Agriculture Reporter

DAY 22 of the 2023 tobacco marketing season saw farmers pocketing US$168 million from the sale of 56 million kilogrammes of flue cured tobacco marking a 9, 7 percent rise compared to the US$154 million generated from the sale of 52 million kilogrammes during the corresponding period last season, representing a seven percent rise in volumes traded.

The average price was US$2, 99 per kilogramme compared to US$2, 94 per kilogramme last year, indicating a one percent change.

Auction floors have so far sold five million kilogrammes of tobacco worth US$16m while contract floors have sold 50 million kilogrammes worth US$56 million.
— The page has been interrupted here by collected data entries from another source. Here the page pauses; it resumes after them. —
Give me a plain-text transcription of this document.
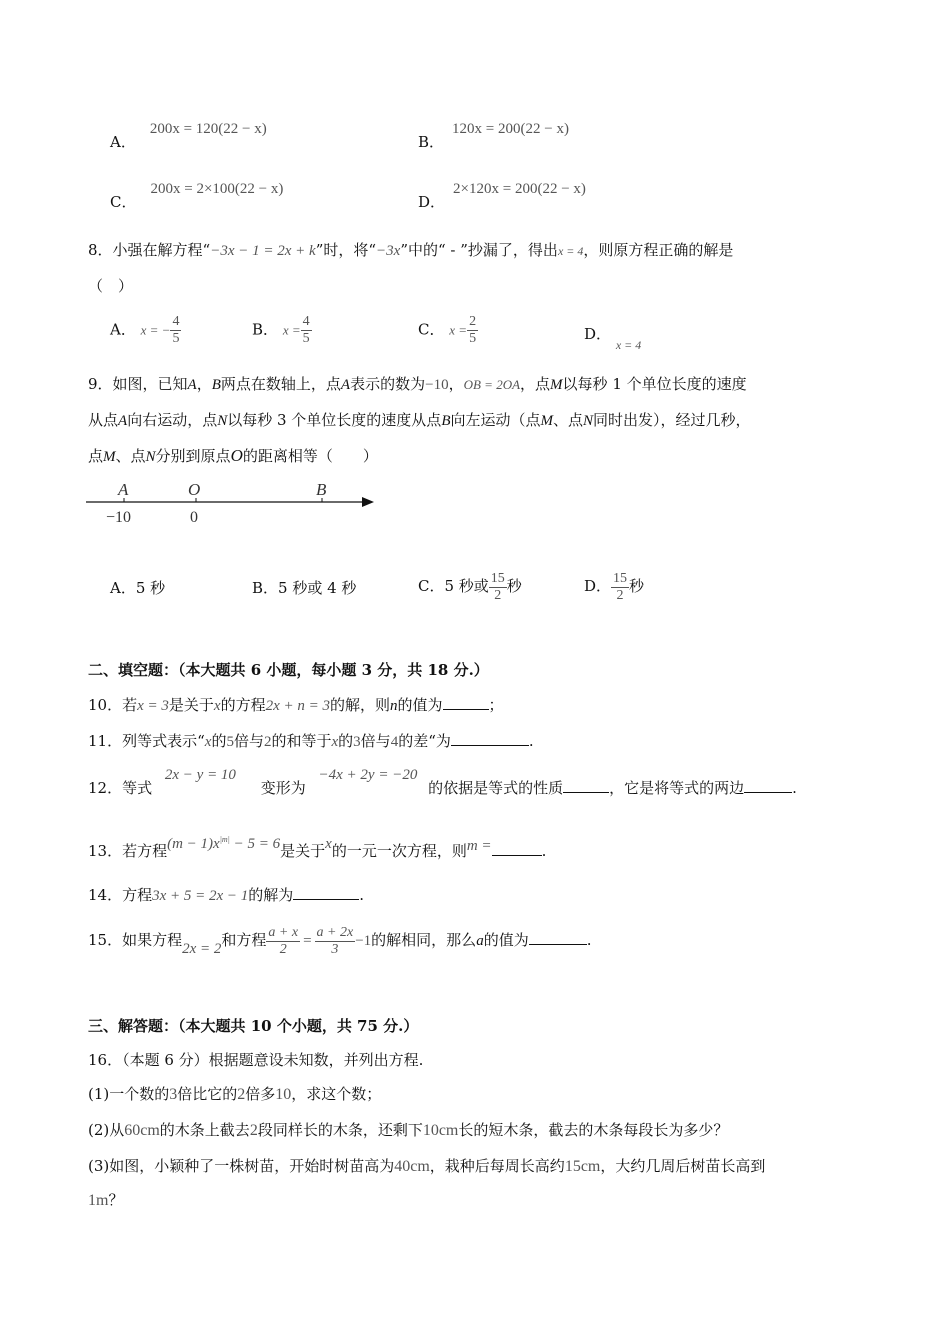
A．200x = 120(22 − x)
B．120x = 200(22 − x)
C．200x = 2×100(22 − x)
D．2×120x = 200(22 − x)
8．小强在解方程“−3x − 1 = 2x + k”时，将“−3x”中的“ - ”抄漏了，得出x = 4，则原方程正确的解是
（　）
A． x = − $\frac{4}{5}$	B． $x = \frac{4}{5}$	C． $x = \frac{2}{5}$	D． $_{x = 4}$
9．如图，已知A，B两点在数轴上，点A表示的数为−10，OB = 2OA，点M以每秒 1 个单位长度的速度
从点A向右运动，点N以每秒 3 个单位长度的速度从点B向左运动（点M、点N同时出发），经过几秒，
点M、点N分别到原点O的距离相等（　　）
A	O	B
−10	0
A．5 秒	B．5 秒或 4 秒	C．5 秒或 $\frac{15}{2}$ 秒	D． $\frac{15}{2}$ 秒
二、填空题：（本大题共 6 小题，每小题 3 分，共 18 分.）
10．若x = 3是关于x的方程2x + n = 3的解，则n的值为	；
11．列等式表示“x的5倍与2的和等于x的3倍与4的差“为	.
12．等式 2x − y = 10 变形为 −4x + 2y = −20 的依据是等式的性质	，它是将等式的两边	.
13．若方程$(m - 1)x^{|m|} - 5 = 6$是关于x的一元一次方程，则m =	.
14．方程3x + 5 = 2x − 1的解为	.
15．如果方程2x = 2和方程 $\frac{a + x}{2} = \frac{a + 2x}{3} -1$的解相同，那么a的值为	.
三、解答题：（本大题共 10 个小题，共 75 分.）
16．（本题 6 分）根据题意设未知数，并列出方程.
(1)一个数的3倍比它的2倍多10，求这个数；
(2)从60cm的木条上截去2段同样长的木条，还剩下10cm长的短木条，截去的木条每段长为多少？
(3)如图，小颖种了一株树苗，开始时树苗高为40cm，栽种后每周长高约15cm，大约几周后树苗长高到
1m？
The highest price recorded so far has been US$5, 60 per kilogramme at the contract floors with the auction side recording US$4, 99 per kilogramme. Last year’s highest price was US$6, 50 per kilogrammes at the contract floors with the lowest price standing at US$0, 10 per kilogramme.

The Government’s move to review last season’s foreign currency retention percentage from 75 to 85 this year has seen growers pocketing US$126 million with the balance being paid in local currency at the prevailing interbank rate.

There has been a 17 percent rise in rejected bales from 20 144 to 23 648 bales prompting stakeholders to air their concerns on the escalating trend and call on farmers to properly grade their tobacco.

The average bale weight has shown a seven percent increase to 80 kilogrammes up from 76 last season.

With the marketing season showing all the signs of being a good one, different stakeholders are still backing their projections for the country to achieve 230 million kilogrammes of the golden leaf this season.